I have tested quite a few variations of sub-queries in the life-cycle of the program I was making. NOT EXISTS
with multiple field check (shortened example below) to exclude based on 2 keys works in certain cases.
Performance acceptable (processing time is about 5 seconds), although, it's noticeably slower than the same query when excluding based on 1 field.

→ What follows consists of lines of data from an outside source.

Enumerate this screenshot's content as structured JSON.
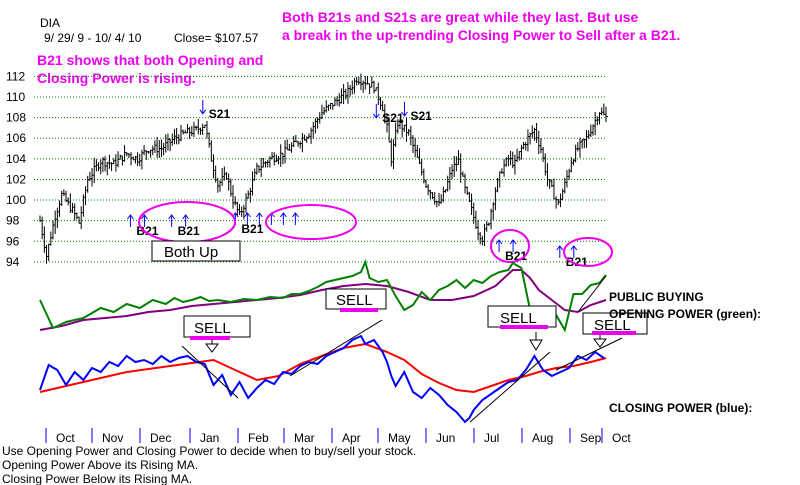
{
  "header": {
    "ticker": "DIA",
    "date_range": "9/ 29/ 9  -  10/ 4/ 10",
    "close": "Close= $107.57"
  },
  "annotations": {
    "top_line1": "Both B21s and S21s are great while they last.  But use",
    "top_line2": "a break in the up-trending Closing Power to Sell after a B21.",
    "b21_line1": "B21 shows that both Opening and",
    "b21_line2": "Closing Power is rising.",
    "both_up": "Both Up",
    "b21": "B21",
    "s21": "S21",
    "sell": "SELL",
    "public_buying": "PUBLIC BUYING",
    "opening_power": "OPENING POWER (green):",
    "closing_power": "CLOSING POWER (blue):"
  },
  "footer": {
    "line1": "Use Opening Power and Closing Power to decide when to buy/sell your stock.",
    "line2": "Opening Power Above its Rising MA.",
    "line3": "Closing Power Below its Rising MA."
  },
  "colors": {
    "price": "#000000",
    "opening_power": "#008000",
    "closing_power": "#0000ff",
    "opening_ma": "#800080",
    "closing_ma": "#ff0000",
    "annotation": "#ee00ee",
    "grid": "#008000",
    "month_tick": "#0000ff"
  },
  "chart_data": {
    "type": "bar",
    "subtype": "ohlc-with-indicators",
    "y_axis": {
      "ticks": [
        94,
        96,
        98,
        100,
        102,
        104,
        106,
        108,
        110,
        112
      ],
      "ylim": [
        93.6,
        113.4
      ],
      "grid": true
    },
    "x_axis": {
      "months": [
        "Oct",
        "Nov",
        "Dec",
        "Jan",
        "Feb",
        "Mar",
        "Apr",
        "May",
        "Jun",
        "Jul",
        "Aug",
        "Sep",
        "Oct"
      ]
    },
    "price_close_path": [
      [
        0,
        98
      ],
      [
        3,
        94.6
      ],
      [
        7,
        98.5
      ],
      [
        10,
        100.5
      ],
      [
        15,
        99
      ],
      [
        18,
        97.8
      ],
      [
        22,
        102
      ],
      [
        28,
        103.8
      ],
      [
        34,
        103.5
      ],
      [
        40,
        104.5
      ],
      [
        45,
        104
      ],
      [
        50,
        105
      ],
      [
        56,
        105
      ],
      [
        62,
        106
      ],
      [
        67,
        106.5
      ],
      [
        72,
        106.8
      ],
      [
        76,
        107.4
      ],
      [
        79,
        104
      ],
      [
        82,
        101.5
      ],
      [
        86,
        102.4
      ],
      [
        89,
        100
      ],
      [
        92,
        98.5
      ],
      [
        96,
        100.5
      ],
      [
        100,
        103
      ],
      [
        106,
        104
      ],
      [
        112,
        104.5
      ],
      [
        118,
        105.5
      ],
      [
        124,
        106.5
      ],
      [
        130,
        108.5
      ],
      [
        136,
        109.5
      ],
      [
        142,
        110.5
      ],
      [
        146,
        111.8
      ],
      [
        150,
        111.5
      ],
      [
        154,
        111
      ],
      [
        158,
        109
      ],
      [
        160,
        107
      ],
      [
        162,
        104
      ],
      [
        165,
        107.5
      ],
      [
        170,
        106.5
      ],
      [
        174,
        104
      ],
      [
        178,
        101.5
      ],
      [
        181,
        100.5
      ],
      [
        184,
        99.5
      ],
      [
        187,
        101
      ],
      [
        190,
        103
      ],
      [
        193,
        103.8
      ],
      [
        196,
        101
      ],
      [
        199,
        99
      ],
      [
        202,
        97
      ],
      [
        204,
        96.3
      ],
      [
        207,
        98
      ],
      [
        210,
        101
      ],
      [
        213,
        103
      ],
      [
        216,
        104
      ],
      [
        219,
        103.5
      ],
      [
        222,
        105
      ],
      [
        225,
        106
      ],
      [
        228,
        106.8
      ],
      [
        231,
        105
      ],
      [
        234,
        102
      ],
      [
        237,
        100.5
      ],
      [
        239,
        99.6
      ],
      [
        242,
        101.5
      ],
      [
        245,
        103.8
      ],
      [
        248,
        105
      ],
      [
        252,
        106
      ],
      [
        255,
        107.3
      ],
      [
        258,
        108.6
      ],
      [
        261,
        108
      ]
    ],
    "signals": [
      {
        "type": "S21",
        "x": 76,
        "price": 107.4
      },
      {
        "type": "S21",
        "x": 156,
        "price": 107
      },
      {
        "type": "S21",
        "x": 169,
        "price": 107.2
      },
      {
        "type": "B21",
        "x": 50
      },
      {
        "type": "B21",
        "x": 69
      },
      {
        "type": "B21",
        "x": 103
      },
      {
        "type": "B21",
        "x": 220
      },
      {
        "type": "B21",
        "x": 248
      }
    ],
    "opening_power": [
      [
        0,
        300
      ],
      [
        6,
        328
      ],
      [
        12,
        322
      ],
      [
        20,
        318
      ],
      [
        28,
        308
      ],
      [
        34,
        312
      ],
      [
        40,
        304
      ],
      [
        46,
        308
      ],
      [
        52,
        300
      ],
      [
        58,
        304
      ],
      [
        62,
        298
      ],
      [
        66,
        302
      ],
      [
        70,
        300
      ],
      [
        74,
        297
      ],
      [
        78,
        301
      ],
      [
        82,
        300
      ],
      [
        88,
        302
      ],
      [
        94,
        299
      ],
      [
        100,
        300
      ],
      [
        106,
        297
      ],
      [
        112,
        298
      ],
      [
        116,
        294
      ],
      [
        120,
        294
      ],
      [
        124,
        291
      ],
      [
        128,
        287
      ],
      [
        132,
        282
      ],
      [
        136,
        280
      ],
      [
        140,
        278
      ],
      [
        144,
        276
      ],
      [
        148,
        272
      ],
      [
        150,
        262
      ],
      [
        152,
        278
      ],
      [
        156,
        282
      ],
      [
        160,
        280
      ],
      [
        164,
        296
      ],
      [
        168,
        310
      ],
      [
        172,
        305
      ],
      [
        176,
        292
      ],
      [
        180,
        300
      ],
      [
        184,
        290
      ],
      [
        188,
        286
      ],
      [
        192,
        280
      ],
      [
        196,
        288
      ],
      [
        200,
        280
      ],
      [
        204,
        283
      ],
      [
        208,
        276
      ],
      [
        212,
        272
      ],
      [
        216,
        270
      ],
      [
        218,
        263
      ],
      [
        222,
        268
      ],
      [
        226,
        310
      ],
      [
        230,
        328
      ],
      [
        234,
        320
      ],
      [
        236,
        325
      ],
      [
        238,
        315
      ],
      [
        242,
        330
      ],
      [
        246,
        294
      ],
      [
        250,
        294
      ],
      [
        254,
        285
      ],
      [
        258,
        283
      ],
      [
        261,
        275
      ]
    ],
    "opening_power_ma": [
      [
        0,
        330
      ],
      [
        10,
        326
      ],
      [
        20,
        320
      ],
      [
        30,
        318
      ],
      [
        40,
        316
      ],
      [
        50,
        312
      ],
      [
        60,
        310
      ],
      [
        70,
        306
      ],
      [
        80,
        304
      ],
      [
        90,
        302
      ],
      [
        100,
        300
      ],
      [
        110,
        298
      ],
      [
        120,
        295
      ],
      [
        130,
        290
      ],
      [
        140,
        286
      ],
      [
        150,
        284
      ],
      [
        160,
        286
      ],
      [
        170,
        292
      ],
      [
        180,
        300
      ],
      [
        190,
        300
      ],
      [
        200,
        296
      ],
      [
        210,
        286
      ],
      [
        218,
        270
      ],
      [
        222,
        270
      ],
      [
        226,
        278
      ],
      [
        230,
        290
      ],
      [
        236,
        300
      ],
      [
        242,
        310
      ],
      [
        248,
        312
      ],
      [
        254,
        305
      ],
      [
        261,
        300
      ]
    ],
    "closing_power": [
      [
        0,
        390
      ],
      [
        4,
        365
      ],
      [
        8,
        370
      ],
      [
        12,
        385
      ],
      [
        16,
        372
      ],
      [
        20,
        380
      ],
      [
        24,
        368
      ],
      [
        28,
        372
      ],
      [
        32,
        362
      ],
      [
        36,
        366
      ],
      [
        40,
        356
      ],
      [
        44,
        362
      ],
      [
        48,
        360
      ],
      [
        52,
        364
      ],
      [
        56,
        356
      ],
      [
        60,
        362
      ],
      [
        64,
        358
      ],
      [
        68,
        356
      ],
      [
        72,
        362
      ],
      [
        76,
        364
      ],
      [
        80,
        385
      ],
      [
        84,
        375
      ],
      [
        88,
        395
      ],
      [
        92,
        382
      ],
      [
        96,
        398
      ],
      [
        100,
        388
      ],
      [
        104,
        380
      ],
      [
        108,
        384
      ],
      [
        112,
        372
      ],
      [
        116,
        374
      ],
      [
        120,
        366
      ],
      [
        124,
        362
      ],
      [
        128,
        364
      ],
      [
        132,
        356
      ],
      [
        136,
        352
      ],
      [
        140,
        348
      ],
      [
        144,
        340
      ],
      [
        148,
        336
      ],
      [
        150,
        344
      ],
      [
        154,
        340
      ],
      [
        158,
        352
      ],
      [
        160,
        362
      ],
      [
        162,
        376
      ],
      [
        164,
        386
      ],
      [
        168,
        372
      ],
      [
        172,
        392
      ],
      [
        176,
        398
      ],
      [
        180,
        388
      ],
      [
        184,
        395
      ],
      [
        188,
        405
      ],
      [
        192,
        412
      ],
      [
        196,
        422
      ],
      [
        198,
        418
      ],
      [
        200,
        410
      ],
      [
        204,
        400
      ],
      [
        208,
        394
      ],
      [
        212,
        388
      ],
      [
        216,
        382
      ],
      [
        220,
        380
      ],
      [
        224,
        370
      ],
      [
        228,
        356
      ],
      [
        232,
        370
      ],
      [
        236,
        376
      ],
      [
        240,
        372
      ],
      [
        244,
        368
      ],
      [
        248,
        356
      ],
      [
        252,
        360
      ],
      [
        256,
        352
      ],
      [
        260,
        358
      ]
    ],
    "closing_power_ma": [
      [
        0,
        392
      ],
      [
        20,
        382
      ],
      [
        40,
        372
      ],
      [
        60,
        366
      ],
      [
        80,
        360
      ],
      [
        90,
        370
      ],
      [
        100,
        380
      ],
      [
        110,
        376
      ],
      [
        120,
        364
      ],
      [
        130,
        356
      ],
      [
        140,
        348
      ],
      [
        150,
        344
      ],
      [
        160,
        352
      ],
      [
        168,
        360
      ],
      [
        176,
        374
      ],
      [
        184,
        383
      ],
      [
        192,
        390
      ],
      [
        200,
        392
      ],
      [
        208,
        386
      ],
      [
        216,
        380
      ],
      [
        224,
        376
      ],
      [
        230,
        372
      ],
      [
        238,
        368
      ],
      [
        246,
        366
      ],
      [
        254,
        362
      ],
      [
        261,
        358
      ]
    ]
  }
}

Select * from xxxx //xxxx is a result for a multiple table inner joins and 1 left join ( 1-* relation )
where NOT EXISTS (
select key from archive_table
where key = xxxx~key OR key = XXXX-foreign_key
)
EDIT:
With changing requirements (for more filtering) a lot has changed, so I figured I would update this. The construct I marked as XXXX
in my example contained a single left join ( where main to secondary table relation is 1-*
) and it appeared relatively fast.
This is where context becomes helpful for understanding the problem:
- Initial requirement: pull all
vendors
, without financial records in 3
tables.
- Additional requirements: also exclude based on alternative
payers
(1-*
relationship). This is what example above is based on.
- More requirements: also exclude based on alternative
payee
(*-*
relationship between payer
and payee
).
Many-to-many join exponentially increased the record count within the construct I labeled XXXX
, which in turn produces a lot of unnecessary work. For instance: a single customer with 3 payers
, and 3 payees
produced 9 rows, with a total of 27 fields to check (3 per row), when in reality there are only 7 unique values.
At this point, moving left-joined tables from main query into sub-queries and splitting them gave significantly better performance.
than any smarter looking alternatives.
select * from lfa1 inner join lfb1
where
( lfa1~lifnr not in ( select lifnr from bsik where bsik~lifnr = lfa1~lifnr )
and lfa1~lifnr not in ( select wyt3~lifnr from wyt3 inner join t024e on wyt3~ekorg = t024e~ekorg and wyt3~lifnr <> wyt3~lifn2
inner join bsik on bsik~lifnr = wyt3~lifn2 where wyt3~lifnr = lfa1~lifnr and t024e~bukrs = lfb1~bukrs )
and lfa1~lifnr not in ( select lfza~lifnr from lfza inner join bsik on bsik~lifnr = lfza~empfk where lfza~lifnr = lfa1~lifnr )
)
and [3 more sets of sub queries like the 3 above, just checking different tables].
My Conclusion:
- When exclusion is based on a single field, both
not in
/not exits
work. One might be better than the other, depending on filters you use.
- When exclusion is based on 2 or more fields and you don't have many-to-many join in main query,
not exists ( select .. from table where id = a.id or id = b.id or... )
appears to be the best.
- The moment your exclusion criteria implements a many-to-many relationship within your main query, I would recommend looking for an optimal way to implement multiple sub-queries instead (even having a sub-query for each key-table combination will perform better than a many-to-many join with 1 good sub-query, that looks good).
Anyways, any additional insight into this is welcome.
EDIT2: Although it's slightly off topic, given how my question was about sub-queries, I figured I would post an update. After over a year I had to revisit the solution I worked on to expand it. I learned that proper excluding join works. I just failed horribly at implementing it the first time.
select header~key
from headers left join items on headers~key = items~key
where items~key is null